The article, tucked away in the middle of your paper, highlights problems that "persist", but right at the end contains the incredible figure that 93 per cent of patients admitted to an NHS hospital rate their overall care as good, very good or excellent. How close to 100 per cent does this figure have to be to make the front page?
David cameron invoked the memory of his late son, Ivan, today as he defended the Tories' commitment to the NHS.
Bruised by the transatlantic row over the health service, in which a Tory MEP dismissed the NHS as a "60-year mistake", Cameron described it as a "fantastic and precious fact of British life".
During a speech in Bolton, Cameron made clear that the NHS had transformed his family's life after Ivan was born in April 2002 with cerebral palsy and epilepsy.
Cameron said: "The moment you're injured or fall ill, the moment something happens to someone you love, you know that whoever you are, wherever you're from, whatever's wrong, however much you've got in the bank, there's a place you can go where people will look after you and do their best to make things right again." The Tory leader did not mention Ivan, who died in February aged six. But Tory sources said he had Ivan in mind when he spoke of "someone you love".
Cameron has spoken of how his experience of the NHS had a significant impact on him. In the first few weeks after Ivan's birth, the Camerons took it in turns to sleep beside their son in hospital.
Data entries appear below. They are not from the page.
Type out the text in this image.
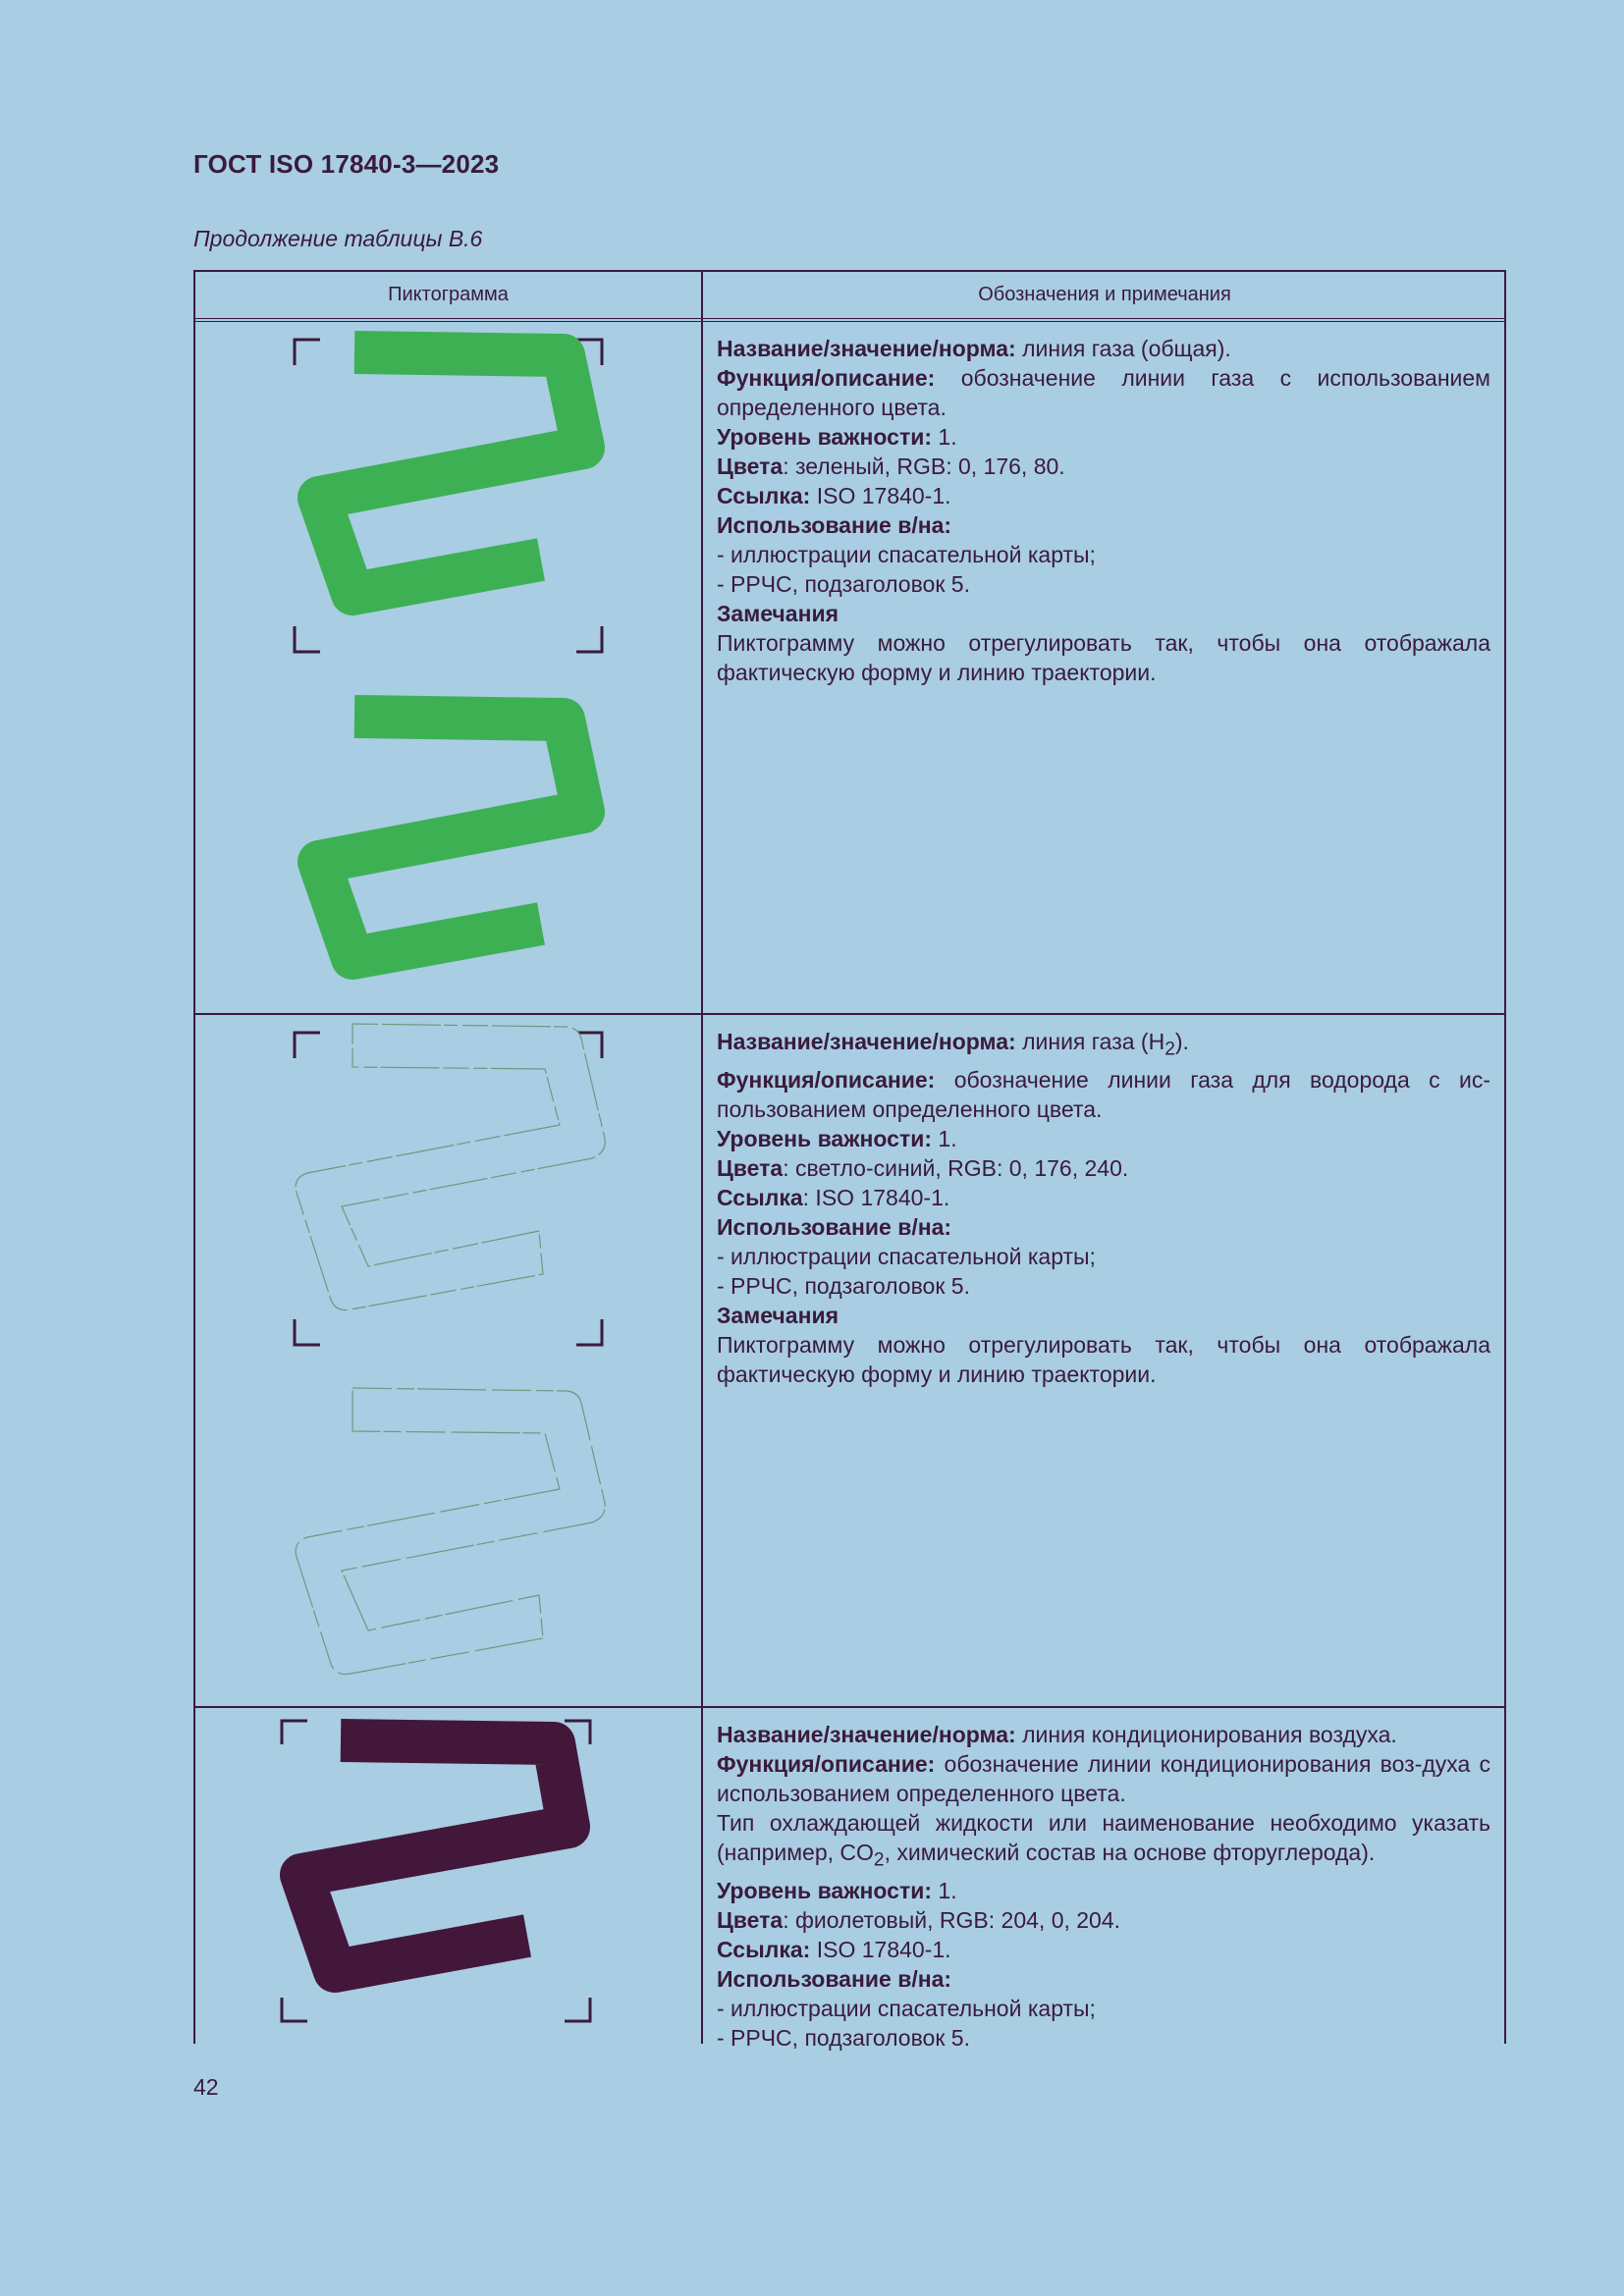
ГОСТ ISO 17840-3—2023
Продолжение таблицы В.6
Пиктограмма	Обозначения и примечания

Название/значение/норма: линия газа (общая).

Функция/описание: обозначение линии газа с использованием определенного цвета.

Уровень важности: 1.

Цвета: зеленый, RGB: 0, 176, 80.

Ссылка: ISO 17840-1.

Использование в/на:

- иллюстрации спасательной карты;

- РРЧС, подзаголовок 5.

Замечания

Пиктограмму можно отрегулировать так, чтобы она отображала фактическую форму и линию траектории.

Название/значение/норма: линия газа $(H_2)$.

Функция/описание: обозначение линии газа для водорода с ис-пользованием определенного цвета.

Уровень важности: 1.

Цвета: светло-синий, RGB: 0, 176, 240.

Ссылка: ISO 17840-1.

Использование в/на:

- иллюстрации спасательной карты;

- РРЧС, подзаголовок 5.

Замечания

Пиктограмму можно отрегулировать так, чтобы она отображала фактическую форму и линию траектории.

Название/значение/норма: линия кондиционирования воздуха.

Функция/описание: обозначение линии кондиционирования воз-духа с использованием определенного цвета.

Тип охлаждающей жидкости или наименование необходимо указать (например, $CO_2$, химический состав на основе фторуглерода).

Уровень важности: 1.

Цвета: фиолетовый, RGB: 204, 0, 204.

Ссылка: ISO 17840-1.

Использование в/на:

- иллюстрации спасательной карты;

- РРЧС, подзаголовок 5.

42
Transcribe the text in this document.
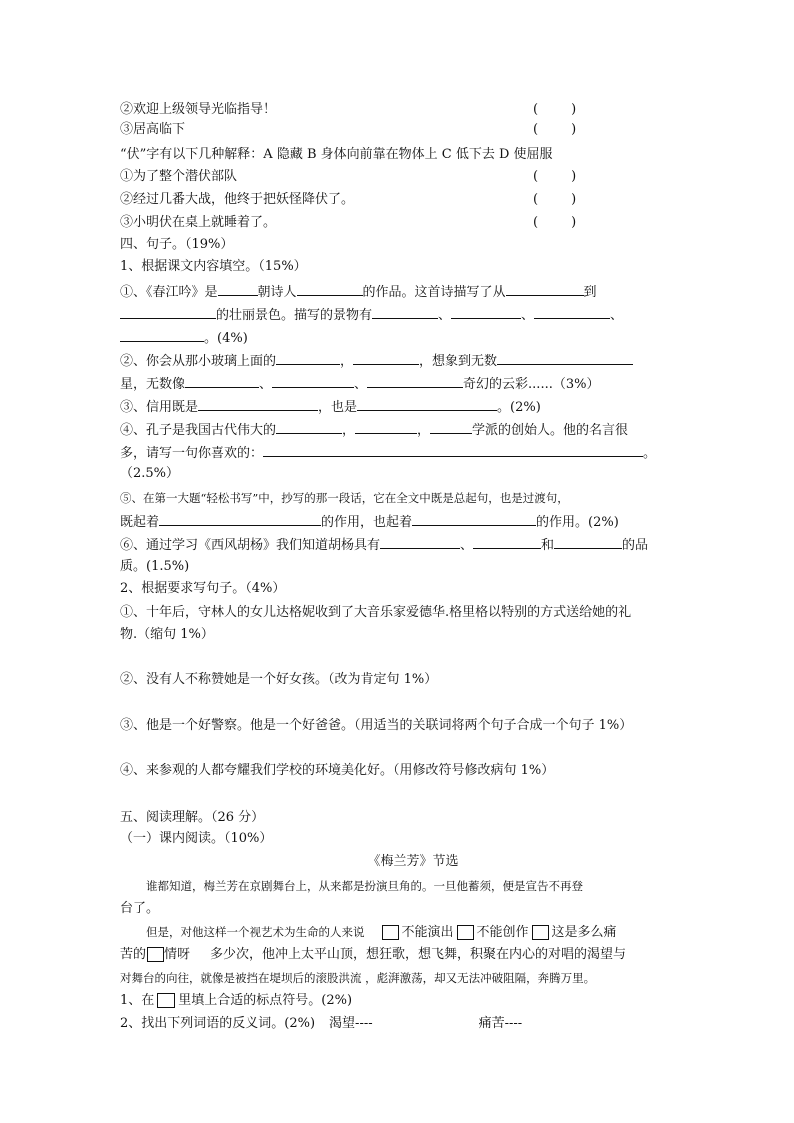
②欢迎上级领导光临指导！	(        )
③居高临下	(        )
“伏”字有以下几种解释：A 隐藏 B 身体向前靠在物体上 C 低下去 D 使屈服
①为了整个潜伏部队	(        )
②经过几番大战，他终于把妖怪降伏了。	(        )
③小明伏在桌上就睡着了。	(        )
四、句子。（19%）
1、根据课文内容填空。（15%）
①、《春江吟》是	朝诗人	的作品。这首诗描写了从	到
的壮丽景色。描写的景物有	、	、	、
。(4%)
②、你会从那小玻璃上面的	，	，想象到无数
星，无数像	、	、	奇幻的云彩......（3%）
③、信用既是	，也是	。(2%)
④、孔子是我国古代伟大的	，	，	学派的创始人。他的名言很
多，请写一句你喜欢的：	。
（2.5%）
⑤、在第一大题“轻松书写”中，抄写的那一段话，它在全文中既是总起句，也是过渡句，
既起着	的作用，也起着	的作用。(2%)
⑥、通过学习《西风胡杨》我们知道胡杨具有	、	和	的品
质。(1.5%)
2、根据要求写句子。（4%）
①、十年后，守林人的女儿达格妮收到了大音乐家爱德华.格里格以特别的方式送给她的礼
物.（缩句 1%）
②、没有人不称赞她是一个好女孩。（改为肯定句 1%）
③、他是一个好警察。他是一个好爸爸。（用适当的关联词将两个句子合成一个句子 1%）
④、来参观的人都夸耀我们学校的环境美化好。（用修改符号修改病句 1%）
五、阅读理解。（26 分）
（一）课内阅读。（10%）
《梅兰芳》节选
谁都知道，梅兰芳在京剧舞台上，从来都是扮演旦角的。一旦他蓄须，便是宣告不再登
台了。
但是，对他这样一个视艺术为生命的人来说	不能演出 不能创作 这是多么痛
苦的 情呀 多少次，他冲上太平山顶，想狂歌，想飞舞，积聚在内心的对唱的渴望与
对舞台的向往，就像是被挡在堤坝后的滚股洪流 ，彪湃激荡，却又无法冲破阻隔，奔腾万里。
1、在 里填上合适的标点符号。(2%)
2、找出下列词语的反义词。(2%) 渴望----	痛苦----
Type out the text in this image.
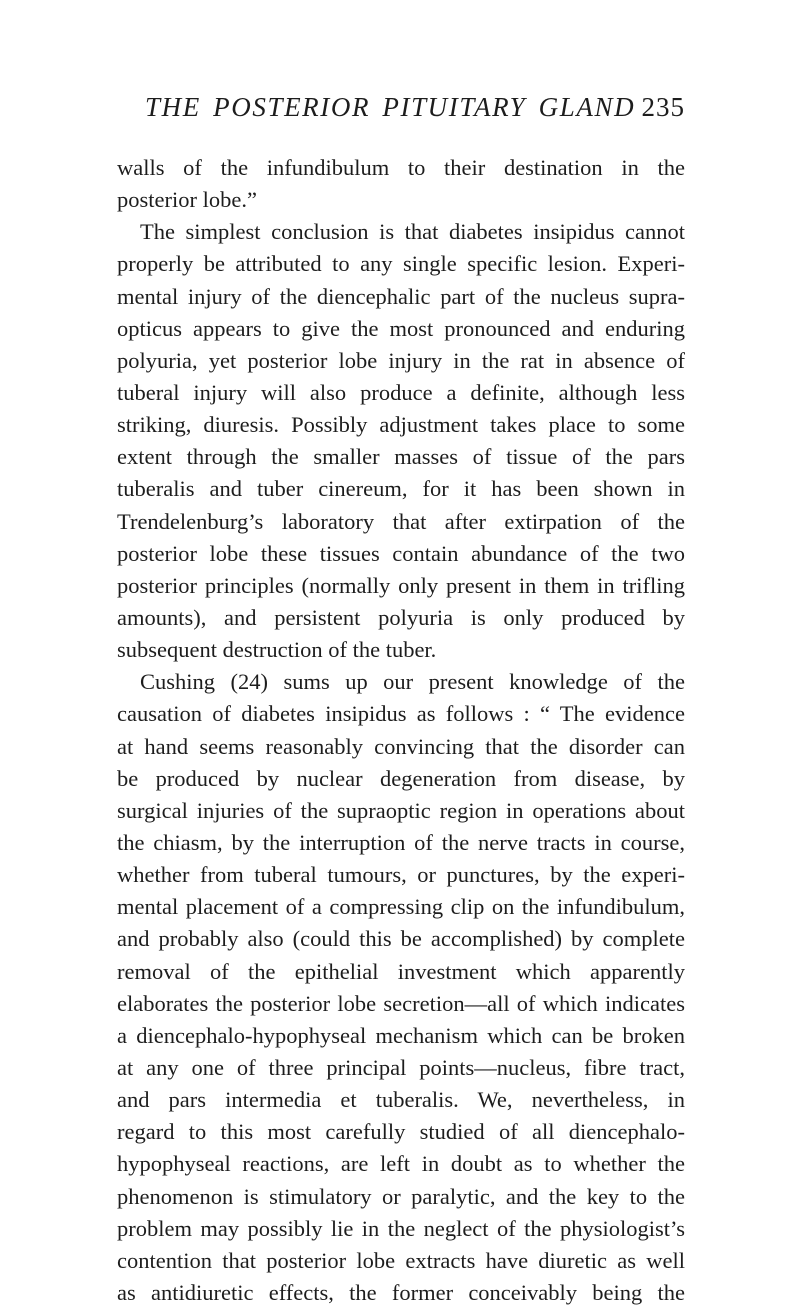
THE POSTERIOR PITUITARY GLAND 235
walls of the infundibulum to their destination in the
posterior lobe.”
The simplest conclusion is that diabetes insipidus cannot
properly be attributed to any single specific lesion. Experi-
mental injury of the diencephalic part of the nucleus supra-
opticus appears to give the most pronounced and enduring
polyuria, yet posterior lobe injury in the rat in absence of
tuberal injury will also produce a definite, although less
striking, diuresis. Possibly adjustment takes place to some
extent through the smaller masses of tissue of the pars
tuberalis and tuber cinereum, for it has been shown in
Trendelenburg’s laboratory that after extirpation of the
posterior lobe these tissues contain abundance of the two
posterior principles (normally only present in them in trifling
amounts), and persistent polyuria is only produced by
subsequent destruction of the tuber.
Cushing (24) sums up our present knowledge of the
causation of diabetes insipidus as follows : “ The evidence
at hand seems reasonably convincing that the disorder can
be produced by nuclear degeneration from disease, by
surgical injuries of the supraoptic region in operations about
the chiasm, by the interruption of the nerve tracts in course,
whether from tuberal tumours, or punctures, by the experi-
mental placement of a compressing clip on the infundibulum,
and probably also (could this be accomplished) by complete
removal of the epithelial investment which apparently
elaborates the posterior lobe secretion—all of which indicates
a diencephalo-hypophyseal mechanism which can be broken
at any one of three principal points—nucleus, fibre tract,
and pars intermedia et tuberalis. We, nevertheless, in
regard to this most carefully studied of all diencephalo-
hypophyseal reactions, are left in doubt as to whether the
phenomenon is stimulatory or paralytic, and the key to the
problem may possibly lie in the neglect of the physiologist’s
contention that posterior lobe extracts have diuretic as well
as antidiuretic effects, the former conceivably being the
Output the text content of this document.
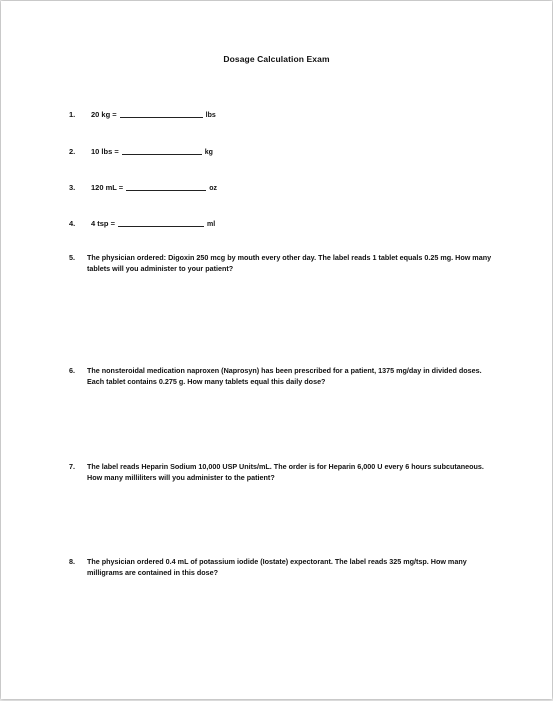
Dosage Calculation Exam
1.	20 kg =	lbs
2.	10 lbs =	kg
3.	120 mL =	oz
4.	4 tsp =	ml
5.	The physician ordered: Digoxin 250 mcg by mouth every other day. The label reads 1 tablet equals 0.25 mg. How many tablets will you administer to your patient?
6.	The nonsteroidal medication naproxen (Naprosyn) has been prescribed for a patient, 1375 mg/day in divided doses. Each tablet contains 0.275 g. How many tablets equal this daily dose?
7.	The label reads Heparin Sodium 10,000 USP Units/mL. The order is for Heparin 6,000 U every 6 hours subcutaneous. How many milliliters will you administer to the patient?
8.	The physician ordered 0.4 mL of potassium iodide (Iostate) expectorant. The label reads 325 mg/tsp. How many milligrams are contained in this dose?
Cameron used his speech to face down the Tory right by saying their demands to cut NHS spending would be a "step backwards". If the Tories win the next election they will increase NHS spending in line with inflation from 2011-14.
"The moment you're injured or fall ill, the moment something happens to someone you love, you know that whoever you are, wherever you're from, whatever's wrong, however much you've got in the bank, there's a place you can go where people will look after you and do their best to make things right again."